Anyway, back to the bath. She's just had a nasty, throw herself back tantrum. I'm out of puff (not weed, stupid) so I've been told to 'go away' (charming). I'm having a bubble bath, I haven't had one of these for a while. Let's hope she gets better soon and we can spend this week doing some fun things like looking in to boarding schools.

If not, Mama's just going to hide in the garage with a case of wine and Emmerdale reruns on the iPad. I think it's Daddy's turn for a mental breakdown...

Time.

Is precious. This relates to EVERYTHING. The time I spend with my daughter, the time I spend sleeping (not a lot of that is getting done lately), even the time I spend eating is precious (food will always be my first true love).

Babyfree time is so precious. I never really knew just how much until the other day.

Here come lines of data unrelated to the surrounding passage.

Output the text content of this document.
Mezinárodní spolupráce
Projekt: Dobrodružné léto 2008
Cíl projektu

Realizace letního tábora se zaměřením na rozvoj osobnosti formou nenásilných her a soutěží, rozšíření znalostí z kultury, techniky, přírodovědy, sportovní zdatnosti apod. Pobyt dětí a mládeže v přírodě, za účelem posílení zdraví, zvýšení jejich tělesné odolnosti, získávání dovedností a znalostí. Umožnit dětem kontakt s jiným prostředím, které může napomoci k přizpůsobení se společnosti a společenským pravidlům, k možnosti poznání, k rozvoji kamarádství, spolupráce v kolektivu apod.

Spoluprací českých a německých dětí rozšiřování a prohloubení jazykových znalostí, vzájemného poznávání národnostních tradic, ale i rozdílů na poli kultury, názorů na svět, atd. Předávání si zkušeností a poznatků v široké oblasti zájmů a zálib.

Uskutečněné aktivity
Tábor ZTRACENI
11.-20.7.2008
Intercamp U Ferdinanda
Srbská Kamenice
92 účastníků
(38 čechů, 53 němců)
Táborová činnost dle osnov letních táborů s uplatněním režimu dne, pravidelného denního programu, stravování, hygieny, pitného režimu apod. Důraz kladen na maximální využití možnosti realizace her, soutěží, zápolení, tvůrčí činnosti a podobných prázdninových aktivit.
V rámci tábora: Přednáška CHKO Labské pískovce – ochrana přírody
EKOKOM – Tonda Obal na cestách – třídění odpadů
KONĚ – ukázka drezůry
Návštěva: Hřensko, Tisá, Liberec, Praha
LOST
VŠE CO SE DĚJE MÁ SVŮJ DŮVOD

Every week, Lil goes to Noo noo's and Grampys for the day for 4/5 hours. I use this time wisely. I jack up (on caffeine), run errands and do the chores all in that time. And everything almost always gets done. Not this week.

I needed to see the doctor but couldn't get an appointment so I had to go and wait. I was told forty minutes. That's fine, I thought, I have emails to send and I can peruse eBay for some spring bargains for Lil. Forty minutes later, I still had six people in front of me. Fast forward another sixty minutes and I was called. I was livid. Doesn't the stupid receptionist know I have a babyfree day? I only have four hours until Lil returns home. Well, not any more. At that point I was down to two.

The point I'm getting at is, as Mother's, I don't think we allow ourselves enough time. Time for cuddles, bubble baths, time to sit and eat cake. Time to rest. There doesn't seem to be enough time in the day. Whether you're a working Mum or your work is at home, there just never seems to be any time for you. Am I right? Of course I am!

So from now on, my one day a week when I'm babyfree is going to be spent on ME. Not running errands or cleaning. I'm going to spend it with friends or drinking coffee very slowly whilst people watching. I might even lay on the sofa and start my MadMen box set or even, although very unlikely, nap.

And I think, where possible, you should do the same.